Une analyse de la procrastination

Que ce serait-il passé si Emile Zola n’avait pas publié sa tribune « J’accuse » mais « J’accuserai demain » ? Si le héros de la mythologie grecque Sisyphe avait voulu rouler sa pierre plus tard ? Saviez-vous que Léonard de Vinci était certes un génie mais aussi un grand procrastinateur ? Cette « maladie » qui consiste à remettre au lendemain ce qu’on pourrait effectuer le jour même, Guillaume Podrovnik a voulu l’analyser dans un livre mi-drôle mi-sérieux.

On sourit devant un titre bien trouvé, « On verra demain. Excursion en Procrasti-Nation ». L’avantage de ce guide de voyage n’est pas négligeable : « sans test, ni quatorzaine, ni (surtout !) formalités administratives ». Le livre est issu de la série Arte à succès du même nom, sortie en 2019. A l’origine, nous explique l’auteur, il était question de tourner un épisode supplémentaire, autour du sujet bien d’actualité du confinement et de la procrastination. Finalement, c’est dans un livre que Guillaume Podrovnik aborde les thèmes qui n’ont pas pu être développés dans la série.

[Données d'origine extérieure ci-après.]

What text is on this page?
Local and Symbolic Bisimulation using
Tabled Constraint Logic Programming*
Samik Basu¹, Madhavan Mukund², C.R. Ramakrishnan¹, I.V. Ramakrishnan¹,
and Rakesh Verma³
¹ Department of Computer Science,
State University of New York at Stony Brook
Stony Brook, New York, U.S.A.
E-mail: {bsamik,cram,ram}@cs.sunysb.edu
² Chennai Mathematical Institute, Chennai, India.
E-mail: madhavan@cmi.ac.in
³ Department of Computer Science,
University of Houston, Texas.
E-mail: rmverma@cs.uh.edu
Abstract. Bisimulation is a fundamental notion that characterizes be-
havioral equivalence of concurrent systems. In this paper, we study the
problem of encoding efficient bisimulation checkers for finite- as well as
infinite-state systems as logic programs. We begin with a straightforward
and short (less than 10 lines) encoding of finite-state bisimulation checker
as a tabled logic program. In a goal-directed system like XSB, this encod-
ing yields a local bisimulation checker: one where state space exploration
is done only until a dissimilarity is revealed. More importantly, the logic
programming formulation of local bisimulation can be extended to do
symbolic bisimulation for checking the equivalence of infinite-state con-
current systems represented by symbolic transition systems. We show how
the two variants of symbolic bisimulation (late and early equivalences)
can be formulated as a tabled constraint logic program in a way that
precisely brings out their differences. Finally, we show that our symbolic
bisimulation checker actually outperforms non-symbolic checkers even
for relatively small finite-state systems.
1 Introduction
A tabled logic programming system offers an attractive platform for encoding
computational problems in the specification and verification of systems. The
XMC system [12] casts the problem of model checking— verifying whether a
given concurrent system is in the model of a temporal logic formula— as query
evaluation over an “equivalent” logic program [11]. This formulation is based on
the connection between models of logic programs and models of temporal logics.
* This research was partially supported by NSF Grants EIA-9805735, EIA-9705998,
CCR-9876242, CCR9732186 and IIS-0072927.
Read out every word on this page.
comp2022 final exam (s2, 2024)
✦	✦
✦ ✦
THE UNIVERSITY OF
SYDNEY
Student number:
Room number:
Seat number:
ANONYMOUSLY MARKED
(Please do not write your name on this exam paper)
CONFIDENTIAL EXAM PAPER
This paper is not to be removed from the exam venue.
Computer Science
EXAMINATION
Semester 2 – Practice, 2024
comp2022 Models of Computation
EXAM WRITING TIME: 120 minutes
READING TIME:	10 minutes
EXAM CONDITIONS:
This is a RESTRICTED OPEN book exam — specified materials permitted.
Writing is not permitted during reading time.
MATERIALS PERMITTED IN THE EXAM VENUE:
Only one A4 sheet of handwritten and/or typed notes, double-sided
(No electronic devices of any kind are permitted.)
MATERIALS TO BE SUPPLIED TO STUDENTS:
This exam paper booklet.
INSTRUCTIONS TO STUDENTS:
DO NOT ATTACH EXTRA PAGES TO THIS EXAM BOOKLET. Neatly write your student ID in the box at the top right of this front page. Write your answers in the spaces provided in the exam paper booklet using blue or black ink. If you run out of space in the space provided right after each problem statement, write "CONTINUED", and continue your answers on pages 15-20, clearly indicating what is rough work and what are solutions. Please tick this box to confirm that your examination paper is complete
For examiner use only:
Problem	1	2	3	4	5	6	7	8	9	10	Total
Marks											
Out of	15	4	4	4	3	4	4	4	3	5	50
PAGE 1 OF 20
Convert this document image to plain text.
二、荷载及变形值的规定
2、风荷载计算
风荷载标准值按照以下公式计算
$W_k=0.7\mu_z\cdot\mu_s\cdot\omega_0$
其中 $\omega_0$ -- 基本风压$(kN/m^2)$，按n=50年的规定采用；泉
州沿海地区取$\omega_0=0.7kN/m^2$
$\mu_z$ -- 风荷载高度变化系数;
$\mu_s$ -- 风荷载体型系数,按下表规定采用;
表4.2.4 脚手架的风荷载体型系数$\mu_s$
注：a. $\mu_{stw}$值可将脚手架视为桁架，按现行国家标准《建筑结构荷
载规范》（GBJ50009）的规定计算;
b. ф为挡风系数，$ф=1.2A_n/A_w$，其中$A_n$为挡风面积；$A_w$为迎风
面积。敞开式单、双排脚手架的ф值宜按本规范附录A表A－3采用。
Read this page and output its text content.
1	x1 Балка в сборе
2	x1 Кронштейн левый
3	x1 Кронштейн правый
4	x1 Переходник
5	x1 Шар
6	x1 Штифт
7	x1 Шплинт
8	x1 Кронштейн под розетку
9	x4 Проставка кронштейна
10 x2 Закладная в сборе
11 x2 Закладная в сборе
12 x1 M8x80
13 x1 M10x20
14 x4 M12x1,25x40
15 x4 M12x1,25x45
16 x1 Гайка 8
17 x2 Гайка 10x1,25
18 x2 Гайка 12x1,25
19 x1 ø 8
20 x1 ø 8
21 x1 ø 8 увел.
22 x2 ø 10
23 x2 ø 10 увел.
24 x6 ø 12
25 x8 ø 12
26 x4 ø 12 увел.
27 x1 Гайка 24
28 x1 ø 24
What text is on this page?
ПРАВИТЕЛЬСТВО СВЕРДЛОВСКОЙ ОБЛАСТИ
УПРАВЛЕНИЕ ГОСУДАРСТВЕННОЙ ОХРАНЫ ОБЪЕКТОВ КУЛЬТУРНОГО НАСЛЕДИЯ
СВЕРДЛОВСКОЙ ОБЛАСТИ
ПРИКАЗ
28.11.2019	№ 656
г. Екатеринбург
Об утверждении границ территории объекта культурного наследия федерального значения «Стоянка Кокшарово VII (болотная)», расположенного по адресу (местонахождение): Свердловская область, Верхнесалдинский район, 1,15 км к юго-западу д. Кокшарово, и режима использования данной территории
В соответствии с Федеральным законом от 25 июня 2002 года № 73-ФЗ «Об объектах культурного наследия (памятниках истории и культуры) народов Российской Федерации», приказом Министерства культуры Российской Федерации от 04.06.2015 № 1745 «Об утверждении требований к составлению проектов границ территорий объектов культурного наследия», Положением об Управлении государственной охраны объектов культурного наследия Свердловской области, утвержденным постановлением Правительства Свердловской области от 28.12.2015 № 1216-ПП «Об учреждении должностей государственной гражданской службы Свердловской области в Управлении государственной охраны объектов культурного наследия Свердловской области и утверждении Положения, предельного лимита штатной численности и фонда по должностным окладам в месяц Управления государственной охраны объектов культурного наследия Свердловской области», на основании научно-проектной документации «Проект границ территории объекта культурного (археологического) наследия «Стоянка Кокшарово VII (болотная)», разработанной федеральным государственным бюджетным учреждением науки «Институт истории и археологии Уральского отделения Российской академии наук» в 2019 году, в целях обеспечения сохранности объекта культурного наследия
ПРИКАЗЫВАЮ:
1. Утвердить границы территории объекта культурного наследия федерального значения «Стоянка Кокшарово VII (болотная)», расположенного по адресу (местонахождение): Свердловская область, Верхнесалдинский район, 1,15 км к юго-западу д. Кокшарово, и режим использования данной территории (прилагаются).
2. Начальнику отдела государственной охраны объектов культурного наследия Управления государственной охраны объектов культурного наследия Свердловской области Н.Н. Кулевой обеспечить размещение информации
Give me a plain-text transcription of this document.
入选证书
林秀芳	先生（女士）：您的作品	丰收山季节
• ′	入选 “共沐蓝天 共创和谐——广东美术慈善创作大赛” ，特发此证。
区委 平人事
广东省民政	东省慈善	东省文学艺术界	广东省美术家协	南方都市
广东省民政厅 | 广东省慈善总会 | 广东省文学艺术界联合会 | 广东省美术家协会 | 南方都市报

La Procrasti-Nation, c’est un pays imaginaire où l’on peut se promener (tout doucement) en se repérant « façon Tolkien » à l’aide de cartes. Le port de La Tâche, le littoral du Temps perdu… pas évident de se retrouver dans la forêt broussailleuse de l’Organisation ou au milieu de la jungle de la Souffrance. Chaque lieu, à la manière d’un guide Routard, commence par un tableau du coin et de ses habitants (région, sous-préfecture, population…) Des coutumes loufoques imaginées par l’auteur et accompagnées de dessins de sa main (Guillaume Podrovnik a aussi été dessinateur). Dans les textes eux-mêmes voisinent anecdotes et réflexions relevant de la philosophie, de l’histoire, de l’économie, de la sociologie et de la psychologie.

La procrastination est-elle une maladie de notre temps ou bien un réflexe salutaire face à la surenchère d’occupations dans la société actuelle ? Vaste question, qui mérite d’être creusée. Et sous le ton drôlatique (et sans doute un peu cynique) de l’ouvrage se cache en effet cette interrogation-là.

L’attitude de procrastination serait le symptôme représentatif d’un mal-être de la société actuelle. Le symbole d’un emprisonnement à demi-conscient, que le monde numérique contribue à accroître. La procrastination n’est-elle pas au fond un refuge pour certains ? Ce « cache-misère » pointe surtout le mal-être actuel vécu par beaucoup au travail. La procrastination n’est pas synonyme de décadence, mais plutôt d’un problème de fond de l’organisation de la société du travail. Sous cette fameuse attitude, les procrastinateurs recherchent un cadre de vie général qui ait du sens.

On verra demain. Excursion en Procrasti-Nation présente une vision désenchantée du monde actuel ; sans illusions, certes, mais heureusement pas sans enthousiasme ni drôlerie. Ce qui fait l’intérêt du livre.

Et comme la Journée mondiale de la procrastination est le 25 mars, vous êtes en retard… ou en avance sur l’année prochaine.

Jeanne RIVIERE

On verra demain. Excursion en Procrati-Nation, Guillaume Podrovnik, Hachette pratiques/Arte éditions, 240 pages, 17,90€, avril 2021.